Shell holds a 45 per cent stake in PEL 39, with QatarEnergy holding 45 per cent and Namcor holding 10 per cent.
The PEL 39 block lies adjacent to TotalEnergies’ Venus field and Galp’s Mopane discovery.
Namibia has set a target of producing oil by 2030.
Shell’s Graff and Jonker accumulations are estimated to contain recoverable oil reserves of approximately 200 million barrels and 300 million barrels, respectively.
Graff further holds total reserves of around 300 million barrels of crude oil and about 340 million barrels of oil equivalent in reserves.
Despite these large numbers, Shell deemed the discoveries commercially unviable. The rock quality was poor, with low permeability preventing oil from flowing at economic rates.
The gas-to-oil ratios were higher than expected, complicating production and reducing the net oil output. The deepwater setting, at more than 2,500 metres, would require expensive subsea infrastructure and floating production facilities.
For a company like Shell, fields of this size with such technical challenges fall below its commercial thresholds.
These factors explain why Shell wrote down Graff and Jonker, even though headline resource estimates appeared substantial.
Although Shell has not specified why it is returning, it could be that other parts of PEL 39 contain different geological settings with better reservoir quality than those of Graff and Jonker.
It could also be that future discoveries may be aggregated with existing finds into a single hub development, reducing costs and improving commercial viability. The proximity of Shell’s acreage to TotalEnergies’ Venus and Galp’s Mopane fields may also be a factor, since shared infrastructure could make projects more economic.

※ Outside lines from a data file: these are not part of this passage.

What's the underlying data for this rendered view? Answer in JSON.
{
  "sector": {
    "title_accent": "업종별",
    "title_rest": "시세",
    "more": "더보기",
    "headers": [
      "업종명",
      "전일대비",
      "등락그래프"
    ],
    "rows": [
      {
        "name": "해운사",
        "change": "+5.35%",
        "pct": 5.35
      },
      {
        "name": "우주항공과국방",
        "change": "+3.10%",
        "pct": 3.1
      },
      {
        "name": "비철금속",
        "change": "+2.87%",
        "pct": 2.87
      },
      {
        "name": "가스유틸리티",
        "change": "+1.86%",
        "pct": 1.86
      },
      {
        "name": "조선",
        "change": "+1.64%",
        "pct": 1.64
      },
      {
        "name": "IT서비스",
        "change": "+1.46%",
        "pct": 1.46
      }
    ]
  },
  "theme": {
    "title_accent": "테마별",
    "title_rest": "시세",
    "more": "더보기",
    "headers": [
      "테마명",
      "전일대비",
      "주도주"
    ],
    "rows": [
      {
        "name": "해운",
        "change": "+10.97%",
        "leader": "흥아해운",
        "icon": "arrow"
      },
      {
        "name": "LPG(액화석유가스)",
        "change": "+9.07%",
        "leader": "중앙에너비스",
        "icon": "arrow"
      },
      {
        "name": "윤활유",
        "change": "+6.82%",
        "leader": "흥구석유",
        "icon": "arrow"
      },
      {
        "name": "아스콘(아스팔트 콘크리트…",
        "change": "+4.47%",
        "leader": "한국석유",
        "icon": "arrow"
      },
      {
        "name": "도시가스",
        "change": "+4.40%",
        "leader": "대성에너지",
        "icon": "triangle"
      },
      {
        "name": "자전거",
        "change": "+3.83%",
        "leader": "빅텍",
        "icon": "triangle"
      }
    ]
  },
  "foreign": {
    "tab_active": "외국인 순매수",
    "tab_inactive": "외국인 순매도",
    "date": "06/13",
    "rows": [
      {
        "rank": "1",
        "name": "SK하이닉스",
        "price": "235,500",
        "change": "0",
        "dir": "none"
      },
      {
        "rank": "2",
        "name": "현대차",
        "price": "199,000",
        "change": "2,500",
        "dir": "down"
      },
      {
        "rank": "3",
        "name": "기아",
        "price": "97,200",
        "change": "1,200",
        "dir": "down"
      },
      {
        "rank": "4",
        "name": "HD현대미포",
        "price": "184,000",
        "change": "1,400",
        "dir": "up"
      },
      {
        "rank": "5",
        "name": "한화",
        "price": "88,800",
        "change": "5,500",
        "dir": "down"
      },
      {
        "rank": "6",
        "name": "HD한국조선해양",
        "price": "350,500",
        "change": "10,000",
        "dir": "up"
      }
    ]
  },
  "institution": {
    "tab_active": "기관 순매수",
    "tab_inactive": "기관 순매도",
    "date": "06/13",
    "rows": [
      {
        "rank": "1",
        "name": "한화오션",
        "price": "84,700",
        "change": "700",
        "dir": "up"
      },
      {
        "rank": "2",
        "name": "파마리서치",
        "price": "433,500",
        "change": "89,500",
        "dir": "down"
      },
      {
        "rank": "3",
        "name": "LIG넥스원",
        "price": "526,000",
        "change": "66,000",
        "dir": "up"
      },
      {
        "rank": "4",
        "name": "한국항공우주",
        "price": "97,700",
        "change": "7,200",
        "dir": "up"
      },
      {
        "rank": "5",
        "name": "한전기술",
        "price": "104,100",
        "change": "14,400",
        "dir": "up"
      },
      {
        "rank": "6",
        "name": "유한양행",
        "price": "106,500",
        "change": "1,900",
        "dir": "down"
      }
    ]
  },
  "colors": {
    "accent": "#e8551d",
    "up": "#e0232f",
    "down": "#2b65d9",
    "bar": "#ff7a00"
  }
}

In addition, Shell may be positioning itself for future changes in oil prices, technology, or market conditions that could shift project economics in its favour.
In 2022 Shell announced the Graff-1 discovery, followed by La Rona and Jonker.
In 2023 and 2024 appraisal drilling confirmed high gas-to-oil ratios and low reservoir permeability. In January 2025, Shell took a US$400 million write-down on its Namibian assets.